We do the same thing, with a simple label system ("Follow Up", "Request for Feature X", "Request for Feature Y") to give us a little more overview visibility.
I'd certainly recommend this approach, especially if your workflow is well defined (we answer, then archive - Follow Up and start a ticket in Lighthouse if it needs to fixed. Unread == unanswered).
Have looked at ZenDesk and Tender, but we feel like they force people to jump through too many hoops in order to ask a question. For a logged-in user, it should really just be a "what do you want to ask us?" field, and for a logged out user just email/question. In my humble opinion, of course. ;)

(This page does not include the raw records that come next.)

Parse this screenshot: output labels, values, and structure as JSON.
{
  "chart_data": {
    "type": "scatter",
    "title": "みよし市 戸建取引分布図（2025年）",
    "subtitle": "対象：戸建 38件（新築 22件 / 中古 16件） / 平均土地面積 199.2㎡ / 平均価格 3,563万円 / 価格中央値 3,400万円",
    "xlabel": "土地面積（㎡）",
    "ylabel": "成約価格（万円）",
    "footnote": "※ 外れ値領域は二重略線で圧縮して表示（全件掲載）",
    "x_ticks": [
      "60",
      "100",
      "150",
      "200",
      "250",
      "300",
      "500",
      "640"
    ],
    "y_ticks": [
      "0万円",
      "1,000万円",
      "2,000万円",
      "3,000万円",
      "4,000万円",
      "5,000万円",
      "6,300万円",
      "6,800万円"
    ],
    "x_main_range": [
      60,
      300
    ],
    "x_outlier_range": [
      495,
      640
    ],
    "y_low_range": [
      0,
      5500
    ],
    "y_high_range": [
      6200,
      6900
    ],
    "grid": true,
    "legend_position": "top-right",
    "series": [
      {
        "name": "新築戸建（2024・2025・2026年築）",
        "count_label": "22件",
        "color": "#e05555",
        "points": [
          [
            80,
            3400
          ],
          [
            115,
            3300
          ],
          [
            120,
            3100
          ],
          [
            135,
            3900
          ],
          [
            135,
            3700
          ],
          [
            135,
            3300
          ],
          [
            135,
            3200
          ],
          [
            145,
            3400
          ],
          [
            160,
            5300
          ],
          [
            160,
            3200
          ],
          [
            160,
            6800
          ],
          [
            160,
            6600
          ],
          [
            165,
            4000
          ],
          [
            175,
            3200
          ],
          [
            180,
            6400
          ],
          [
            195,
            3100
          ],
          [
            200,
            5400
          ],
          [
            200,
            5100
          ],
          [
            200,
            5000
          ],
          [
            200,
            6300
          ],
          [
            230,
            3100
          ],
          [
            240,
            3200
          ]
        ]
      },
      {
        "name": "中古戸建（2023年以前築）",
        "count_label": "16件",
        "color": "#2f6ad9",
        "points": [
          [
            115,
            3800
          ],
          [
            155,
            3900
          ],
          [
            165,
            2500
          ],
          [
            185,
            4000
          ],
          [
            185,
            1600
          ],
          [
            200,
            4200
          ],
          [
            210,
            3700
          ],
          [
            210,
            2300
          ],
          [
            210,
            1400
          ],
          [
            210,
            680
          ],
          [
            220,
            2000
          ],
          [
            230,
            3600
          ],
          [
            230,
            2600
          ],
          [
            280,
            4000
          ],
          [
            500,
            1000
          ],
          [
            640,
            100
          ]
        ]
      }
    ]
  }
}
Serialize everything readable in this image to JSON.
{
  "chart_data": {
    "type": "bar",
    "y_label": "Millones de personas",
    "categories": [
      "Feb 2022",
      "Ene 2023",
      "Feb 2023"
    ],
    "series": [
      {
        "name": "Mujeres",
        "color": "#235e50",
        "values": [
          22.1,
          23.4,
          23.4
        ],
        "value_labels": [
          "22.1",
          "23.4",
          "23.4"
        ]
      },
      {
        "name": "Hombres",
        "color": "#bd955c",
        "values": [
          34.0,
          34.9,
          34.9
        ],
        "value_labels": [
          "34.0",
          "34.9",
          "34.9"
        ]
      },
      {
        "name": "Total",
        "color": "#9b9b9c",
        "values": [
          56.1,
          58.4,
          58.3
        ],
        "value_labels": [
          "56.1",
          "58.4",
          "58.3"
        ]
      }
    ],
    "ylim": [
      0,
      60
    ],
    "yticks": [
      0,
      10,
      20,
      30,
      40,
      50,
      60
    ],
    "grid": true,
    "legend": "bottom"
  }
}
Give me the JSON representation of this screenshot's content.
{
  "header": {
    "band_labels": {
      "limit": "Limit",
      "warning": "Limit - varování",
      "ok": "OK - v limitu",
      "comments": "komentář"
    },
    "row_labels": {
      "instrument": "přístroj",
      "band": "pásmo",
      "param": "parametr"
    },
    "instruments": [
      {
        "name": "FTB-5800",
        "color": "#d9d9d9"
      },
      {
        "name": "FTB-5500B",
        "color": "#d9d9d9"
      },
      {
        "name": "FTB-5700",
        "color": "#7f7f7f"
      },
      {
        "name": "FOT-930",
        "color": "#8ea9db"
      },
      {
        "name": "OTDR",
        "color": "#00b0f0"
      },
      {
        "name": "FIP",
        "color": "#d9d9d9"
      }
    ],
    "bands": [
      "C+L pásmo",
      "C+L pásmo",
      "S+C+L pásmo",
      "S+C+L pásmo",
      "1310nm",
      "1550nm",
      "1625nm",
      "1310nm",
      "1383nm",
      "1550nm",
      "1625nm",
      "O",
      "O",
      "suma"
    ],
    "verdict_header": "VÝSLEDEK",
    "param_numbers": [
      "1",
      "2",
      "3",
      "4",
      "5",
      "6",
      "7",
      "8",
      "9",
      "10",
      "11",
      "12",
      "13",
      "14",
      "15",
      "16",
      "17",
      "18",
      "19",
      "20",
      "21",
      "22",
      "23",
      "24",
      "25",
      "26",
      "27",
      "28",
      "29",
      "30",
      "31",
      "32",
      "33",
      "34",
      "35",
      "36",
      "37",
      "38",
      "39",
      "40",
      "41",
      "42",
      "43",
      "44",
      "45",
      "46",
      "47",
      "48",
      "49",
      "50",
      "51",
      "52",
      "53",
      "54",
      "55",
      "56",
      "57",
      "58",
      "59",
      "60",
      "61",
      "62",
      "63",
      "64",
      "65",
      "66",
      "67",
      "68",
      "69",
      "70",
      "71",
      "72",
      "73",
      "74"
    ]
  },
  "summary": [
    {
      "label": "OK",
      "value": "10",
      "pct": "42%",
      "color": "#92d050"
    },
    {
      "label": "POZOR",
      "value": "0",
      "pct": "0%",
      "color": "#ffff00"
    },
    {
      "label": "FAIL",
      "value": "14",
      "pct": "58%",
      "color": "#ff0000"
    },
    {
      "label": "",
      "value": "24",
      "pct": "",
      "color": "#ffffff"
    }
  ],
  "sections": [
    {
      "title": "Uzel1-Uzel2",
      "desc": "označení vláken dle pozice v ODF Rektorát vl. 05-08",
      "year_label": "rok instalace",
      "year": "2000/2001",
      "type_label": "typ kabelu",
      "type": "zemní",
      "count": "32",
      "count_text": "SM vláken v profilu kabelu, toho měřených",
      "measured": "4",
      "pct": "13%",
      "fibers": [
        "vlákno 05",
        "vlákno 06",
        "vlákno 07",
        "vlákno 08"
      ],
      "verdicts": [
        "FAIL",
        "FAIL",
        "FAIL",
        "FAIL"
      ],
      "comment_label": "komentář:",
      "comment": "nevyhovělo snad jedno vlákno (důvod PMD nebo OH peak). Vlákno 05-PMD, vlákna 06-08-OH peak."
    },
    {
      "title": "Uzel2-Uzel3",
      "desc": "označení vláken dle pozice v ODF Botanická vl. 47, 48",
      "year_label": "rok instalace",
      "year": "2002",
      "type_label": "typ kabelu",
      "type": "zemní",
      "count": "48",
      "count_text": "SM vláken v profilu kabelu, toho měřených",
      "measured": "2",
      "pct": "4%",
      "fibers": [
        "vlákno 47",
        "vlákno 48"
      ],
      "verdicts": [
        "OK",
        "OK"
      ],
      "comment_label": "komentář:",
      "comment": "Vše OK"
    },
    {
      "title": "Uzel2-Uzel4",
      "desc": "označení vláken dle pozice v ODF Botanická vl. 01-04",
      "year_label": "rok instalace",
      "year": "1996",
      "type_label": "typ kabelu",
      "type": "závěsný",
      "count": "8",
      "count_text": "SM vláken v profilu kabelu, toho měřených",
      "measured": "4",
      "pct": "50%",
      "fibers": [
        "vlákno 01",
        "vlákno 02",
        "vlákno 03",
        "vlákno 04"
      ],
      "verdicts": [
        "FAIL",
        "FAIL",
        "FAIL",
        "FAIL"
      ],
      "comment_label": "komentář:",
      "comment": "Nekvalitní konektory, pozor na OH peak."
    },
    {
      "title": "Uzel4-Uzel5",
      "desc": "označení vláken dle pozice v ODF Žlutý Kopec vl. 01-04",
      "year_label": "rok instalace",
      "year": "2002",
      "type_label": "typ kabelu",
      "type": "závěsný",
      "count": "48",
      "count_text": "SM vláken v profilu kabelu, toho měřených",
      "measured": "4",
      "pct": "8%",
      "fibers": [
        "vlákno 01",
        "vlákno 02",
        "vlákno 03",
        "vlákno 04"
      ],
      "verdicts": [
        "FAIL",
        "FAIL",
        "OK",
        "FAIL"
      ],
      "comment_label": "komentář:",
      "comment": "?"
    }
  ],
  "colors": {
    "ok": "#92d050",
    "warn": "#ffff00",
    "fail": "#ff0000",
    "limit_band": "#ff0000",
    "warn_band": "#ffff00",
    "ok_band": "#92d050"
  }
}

That's something we definitely need to market better in Tender then or talk with user about. I hope that's not the under understand most people have. One of our main focuses was to allow for anonymous submissions of issues and implement a straight forward email option so people do not have to register for accounts. Implementing a Single Sign On system was our very first priority to avoid all need when coming from another web applications, so you can go straight to the form and ask what you need to without any hassle.
This is what we use - haven't found a need to go with anything else. I've heard of some people using this up to large volumes of email, but I guess it could become a problem once you get to multiple support people working at the same time (as opposed to multiple working shifts) just because you could both start writing an email at the same time. But until you reach that point this solution works great.
I don’t think Marco is really making a point here. He’s just sharing what he’s been thinking about. But I don’t think he is saying that a “hot” interface is neccessarily good or bad.